We can all agree that Senator Dean’s amendments, such as the addition of forgotten commas and corrections to the French version, addressed the drafting errors in this bill. Senator Seidman’s proposal to prohibit brand stretching was clearly aimed at addressing what the majority of this chamber believed was a potential oversight in an effort to protect our youth. Senator Petitclerc’s amendment sought to clarify the division of federal and provincial or territorial powers.

Honourable senators, laws that are local in nature generally fall into the exclusive jurisdiction of the provinces, and the provinces are granted jurisdiction over property and civil rights. Why can’t —

The Hon. the Speaker: I’m sorry for interrupting you. It being six o’clock, honourable senators, is it agreed that we not see the clock?

Hon. Senators: Agreed.

The Hon. the Speaker: Senator Patterson.

Senator Patterson: Why can’t provinces then decide that the damage of allowing plants to be grown in the home is too detrimental to allow, and why can’t they decide that growing marijuana in a dwelling house would impede the civil liberties of those in multiplexes who choose not to subject themselves to cannabis?

By the way, it’s not only Quebec and Manitoba that are concerned about this issue but also the Government of Nunavut.

And the list goes on. Senator Omidvar pushed to protect immigrants who may face disproportionate repercussions for sentences handed down that are less than six months. Senator White pushed for an amendment that addressed the concerns of expert witnesses that represent the chiefs of police of this country. Senator Carignan’s amendment was aimed at improving the legislation to make sure that we did not unintentionally provide the black market with a back door to the new licit trade by requiring that the names of shareholders and licensed facilities be made public.

Honourable senators, we have done our duty. We have a constitutional mandate, as Senator Harder outlined, to work to protect the regional interests, the minority interests. We have a constitutional duty to give voice to those who are under-represented: youth and immigrants.

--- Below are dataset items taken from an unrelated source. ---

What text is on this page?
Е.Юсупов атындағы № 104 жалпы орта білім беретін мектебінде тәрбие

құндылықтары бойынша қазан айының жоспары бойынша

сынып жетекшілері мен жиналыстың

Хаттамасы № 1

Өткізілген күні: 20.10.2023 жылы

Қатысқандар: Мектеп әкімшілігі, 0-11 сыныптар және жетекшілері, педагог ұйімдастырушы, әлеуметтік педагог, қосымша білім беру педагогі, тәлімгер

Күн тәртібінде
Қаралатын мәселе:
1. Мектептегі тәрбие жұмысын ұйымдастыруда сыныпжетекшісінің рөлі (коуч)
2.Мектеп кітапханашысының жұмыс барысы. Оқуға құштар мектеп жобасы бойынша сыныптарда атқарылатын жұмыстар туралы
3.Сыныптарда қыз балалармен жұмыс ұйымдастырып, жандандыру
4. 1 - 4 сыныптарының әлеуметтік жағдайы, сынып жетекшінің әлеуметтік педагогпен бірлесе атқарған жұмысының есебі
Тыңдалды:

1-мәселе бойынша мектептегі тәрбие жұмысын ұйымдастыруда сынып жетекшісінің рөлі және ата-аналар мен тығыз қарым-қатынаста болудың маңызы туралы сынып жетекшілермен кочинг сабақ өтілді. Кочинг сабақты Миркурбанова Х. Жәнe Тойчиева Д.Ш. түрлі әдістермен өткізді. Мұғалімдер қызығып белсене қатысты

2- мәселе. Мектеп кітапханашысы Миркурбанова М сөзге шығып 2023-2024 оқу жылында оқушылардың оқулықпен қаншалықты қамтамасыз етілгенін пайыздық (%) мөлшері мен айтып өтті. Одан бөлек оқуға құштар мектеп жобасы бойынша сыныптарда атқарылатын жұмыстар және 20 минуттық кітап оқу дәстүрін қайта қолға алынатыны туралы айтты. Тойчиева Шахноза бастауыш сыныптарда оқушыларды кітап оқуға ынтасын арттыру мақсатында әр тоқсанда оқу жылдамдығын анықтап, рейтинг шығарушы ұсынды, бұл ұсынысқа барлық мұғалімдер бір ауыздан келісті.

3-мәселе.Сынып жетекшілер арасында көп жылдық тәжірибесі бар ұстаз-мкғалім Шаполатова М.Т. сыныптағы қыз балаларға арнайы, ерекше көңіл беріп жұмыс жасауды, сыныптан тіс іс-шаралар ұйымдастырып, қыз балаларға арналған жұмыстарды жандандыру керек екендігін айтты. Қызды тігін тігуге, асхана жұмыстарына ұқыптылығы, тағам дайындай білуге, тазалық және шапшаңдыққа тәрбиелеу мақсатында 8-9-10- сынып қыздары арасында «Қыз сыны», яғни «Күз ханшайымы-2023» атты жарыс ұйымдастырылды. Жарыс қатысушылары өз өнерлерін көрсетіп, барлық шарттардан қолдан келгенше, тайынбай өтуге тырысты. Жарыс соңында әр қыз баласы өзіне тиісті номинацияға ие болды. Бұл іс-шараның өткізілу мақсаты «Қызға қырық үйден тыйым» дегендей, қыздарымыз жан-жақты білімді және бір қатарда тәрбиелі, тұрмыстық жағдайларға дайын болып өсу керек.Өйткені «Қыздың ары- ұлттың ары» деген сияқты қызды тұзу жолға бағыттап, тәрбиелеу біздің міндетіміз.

We have a constitutional duty to ensure that the laws that pass our chamber are free of error and prejudice and are in accordance with the Charter, the Constitution and international treaties. We have listened to expert witnesses and thoroughly, thoughtfully and passionately debated this bill for months. The amendments rejected are based on extensive study and were passed by a majority of this chamber. Every legislative change rejected fits into the areas outlined in Senator Harder’s paper.

We “ping,” but we generally ought not to “pong,” says Senator Harder. But I ask you, colleagues, if we do not stand our ground now, then when is it appropriate? If we do not push hard on a bill that the government itself has termed a piece of transformative public policy, then when should we exercise our constitutional mandate to improve legislation based on the areas that are at the heart of the Senate’s institutional mission?

Colleagues, I cannot accept this message.